Le premier ministre canadien, Mark Carney, se rend à partir de jeudi en Asie et en Océanie pour tenter de conclure de nouveaux partenariats commerciaux, afin de continuer à réduire la dépendance de son pays à l’égard des Etats-Unis.
Le Canada, qui est l’une des principales cibles de la guerre commerciale lancée par Donald Trump, est à la recherche de nouveaux marchés pour s’émanciper des Etats-Unis, son premier partenaire commercial loin devant la Chine.
Mark Carney s’envolera jeudi pour l’Inde, première étape d’une tournée qui durera jusqu’au 7 mars et le mènera aussi en Australie et au Japon.
“Dans un monde plus incertain, le Canada se concentre sur ce qu’il peut contrôler”, a-t-il expliqué dans un communiqué. “Nous nouons de nouveaux partenariats à l’étranger afin d’amener plus de certitude, de sécurité et de prospérité au pays.”
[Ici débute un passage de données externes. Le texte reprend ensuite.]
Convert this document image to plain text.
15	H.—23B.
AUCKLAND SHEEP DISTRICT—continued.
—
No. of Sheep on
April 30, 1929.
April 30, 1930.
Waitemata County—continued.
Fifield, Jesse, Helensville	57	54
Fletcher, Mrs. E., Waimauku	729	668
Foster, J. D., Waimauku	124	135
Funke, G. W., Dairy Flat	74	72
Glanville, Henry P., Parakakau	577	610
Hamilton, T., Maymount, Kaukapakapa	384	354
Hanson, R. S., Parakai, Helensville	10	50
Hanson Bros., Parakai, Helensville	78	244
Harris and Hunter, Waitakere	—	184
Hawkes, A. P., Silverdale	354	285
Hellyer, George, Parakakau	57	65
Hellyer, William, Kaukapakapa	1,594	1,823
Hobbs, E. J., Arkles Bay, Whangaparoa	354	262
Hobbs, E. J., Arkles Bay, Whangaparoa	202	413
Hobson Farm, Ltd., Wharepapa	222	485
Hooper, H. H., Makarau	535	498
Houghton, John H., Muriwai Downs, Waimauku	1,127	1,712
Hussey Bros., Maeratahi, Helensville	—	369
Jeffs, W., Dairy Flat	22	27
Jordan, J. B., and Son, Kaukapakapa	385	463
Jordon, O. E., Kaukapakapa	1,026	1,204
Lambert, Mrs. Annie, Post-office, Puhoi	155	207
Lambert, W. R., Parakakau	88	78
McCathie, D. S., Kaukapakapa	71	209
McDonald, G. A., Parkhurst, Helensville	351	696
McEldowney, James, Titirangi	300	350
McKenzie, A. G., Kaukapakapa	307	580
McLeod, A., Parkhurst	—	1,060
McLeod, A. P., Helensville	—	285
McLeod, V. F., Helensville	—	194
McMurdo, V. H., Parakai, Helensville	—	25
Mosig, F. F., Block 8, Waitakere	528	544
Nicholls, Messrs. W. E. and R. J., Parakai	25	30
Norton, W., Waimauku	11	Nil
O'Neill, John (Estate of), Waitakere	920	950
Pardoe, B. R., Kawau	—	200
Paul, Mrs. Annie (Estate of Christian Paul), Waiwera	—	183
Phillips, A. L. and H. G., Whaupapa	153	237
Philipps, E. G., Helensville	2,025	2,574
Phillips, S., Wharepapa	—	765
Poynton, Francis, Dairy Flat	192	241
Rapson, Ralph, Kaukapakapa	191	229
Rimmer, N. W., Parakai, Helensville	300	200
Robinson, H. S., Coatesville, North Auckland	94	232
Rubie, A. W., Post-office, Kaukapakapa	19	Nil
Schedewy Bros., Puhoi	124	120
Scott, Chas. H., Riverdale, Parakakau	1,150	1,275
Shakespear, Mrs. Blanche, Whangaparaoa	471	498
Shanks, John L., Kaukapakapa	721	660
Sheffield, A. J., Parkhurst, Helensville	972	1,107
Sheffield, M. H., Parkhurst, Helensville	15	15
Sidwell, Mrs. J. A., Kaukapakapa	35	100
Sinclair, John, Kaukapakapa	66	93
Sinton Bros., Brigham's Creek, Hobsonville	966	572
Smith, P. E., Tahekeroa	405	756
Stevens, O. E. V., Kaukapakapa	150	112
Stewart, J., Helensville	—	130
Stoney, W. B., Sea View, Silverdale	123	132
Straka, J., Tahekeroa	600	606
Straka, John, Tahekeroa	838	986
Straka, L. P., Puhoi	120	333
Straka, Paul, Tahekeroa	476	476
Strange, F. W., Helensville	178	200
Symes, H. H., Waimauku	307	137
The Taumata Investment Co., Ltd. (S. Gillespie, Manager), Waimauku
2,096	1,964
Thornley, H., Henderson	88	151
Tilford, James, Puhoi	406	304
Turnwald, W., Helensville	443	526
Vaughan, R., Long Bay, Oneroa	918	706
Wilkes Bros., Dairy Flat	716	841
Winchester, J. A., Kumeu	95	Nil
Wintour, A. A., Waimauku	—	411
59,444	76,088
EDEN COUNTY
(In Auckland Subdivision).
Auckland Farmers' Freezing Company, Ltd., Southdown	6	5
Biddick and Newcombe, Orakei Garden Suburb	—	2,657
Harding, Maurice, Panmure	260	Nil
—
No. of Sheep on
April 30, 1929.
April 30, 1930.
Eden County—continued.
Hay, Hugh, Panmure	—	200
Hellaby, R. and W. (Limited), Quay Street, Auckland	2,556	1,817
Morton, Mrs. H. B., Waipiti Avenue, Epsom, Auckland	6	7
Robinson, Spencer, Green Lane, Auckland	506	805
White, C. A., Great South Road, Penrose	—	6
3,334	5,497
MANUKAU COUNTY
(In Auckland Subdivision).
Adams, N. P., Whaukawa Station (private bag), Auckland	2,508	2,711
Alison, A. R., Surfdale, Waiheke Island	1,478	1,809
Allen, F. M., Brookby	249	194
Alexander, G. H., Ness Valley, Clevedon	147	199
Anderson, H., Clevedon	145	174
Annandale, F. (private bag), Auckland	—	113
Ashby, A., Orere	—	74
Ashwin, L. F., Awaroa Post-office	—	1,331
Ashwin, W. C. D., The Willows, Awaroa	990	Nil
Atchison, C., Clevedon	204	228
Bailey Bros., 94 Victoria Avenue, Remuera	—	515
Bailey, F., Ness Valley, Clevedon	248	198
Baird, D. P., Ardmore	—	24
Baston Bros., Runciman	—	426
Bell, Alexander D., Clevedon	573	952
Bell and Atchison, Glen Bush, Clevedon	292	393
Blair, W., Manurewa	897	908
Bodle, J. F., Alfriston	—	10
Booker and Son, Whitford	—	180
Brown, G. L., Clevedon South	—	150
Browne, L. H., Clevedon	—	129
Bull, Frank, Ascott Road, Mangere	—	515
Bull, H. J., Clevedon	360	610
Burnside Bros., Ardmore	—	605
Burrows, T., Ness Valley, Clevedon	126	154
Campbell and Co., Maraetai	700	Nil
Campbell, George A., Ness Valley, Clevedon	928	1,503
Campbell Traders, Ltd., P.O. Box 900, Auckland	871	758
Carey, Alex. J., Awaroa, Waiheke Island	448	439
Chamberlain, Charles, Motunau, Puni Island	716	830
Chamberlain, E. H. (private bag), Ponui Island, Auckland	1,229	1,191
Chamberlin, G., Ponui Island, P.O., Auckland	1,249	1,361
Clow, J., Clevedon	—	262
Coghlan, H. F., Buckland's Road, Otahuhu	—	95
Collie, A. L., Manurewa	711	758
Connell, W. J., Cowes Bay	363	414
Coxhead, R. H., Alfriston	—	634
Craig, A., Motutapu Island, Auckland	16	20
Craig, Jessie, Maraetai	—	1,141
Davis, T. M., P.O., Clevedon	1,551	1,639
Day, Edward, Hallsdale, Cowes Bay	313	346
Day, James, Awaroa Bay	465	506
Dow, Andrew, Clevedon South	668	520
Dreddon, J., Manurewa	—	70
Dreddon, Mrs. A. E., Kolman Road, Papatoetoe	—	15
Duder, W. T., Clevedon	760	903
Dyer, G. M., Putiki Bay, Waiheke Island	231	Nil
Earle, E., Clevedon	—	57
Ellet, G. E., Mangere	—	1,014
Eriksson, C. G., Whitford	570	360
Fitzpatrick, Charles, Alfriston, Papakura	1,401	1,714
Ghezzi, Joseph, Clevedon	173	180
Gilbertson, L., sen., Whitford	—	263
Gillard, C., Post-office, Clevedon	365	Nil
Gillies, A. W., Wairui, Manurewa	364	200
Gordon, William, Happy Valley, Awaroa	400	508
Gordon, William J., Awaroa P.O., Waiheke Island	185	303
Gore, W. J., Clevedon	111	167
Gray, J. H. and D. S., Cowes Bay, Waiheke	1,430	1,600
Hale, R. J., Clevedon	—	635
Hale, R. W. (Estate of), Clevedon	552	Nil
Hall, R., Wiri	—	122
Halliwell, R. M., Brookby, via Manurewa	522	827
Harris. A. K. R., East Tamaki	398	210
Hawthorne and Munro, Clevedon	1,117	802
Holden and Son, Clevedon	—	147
Devenu l’une des voix les plus critiques de l’administration Trump, Mark Carney estime que l’ordre mondial dominé par les Etats-Unis est en déclin et ne sera pas restauré même avec le départ du président américain.
Les taxes douanières américaines affectent des secteurs clés de l’économie canadienne, comme l’automobile, l’acier, le bois d’oeuvre ou l’aluminium.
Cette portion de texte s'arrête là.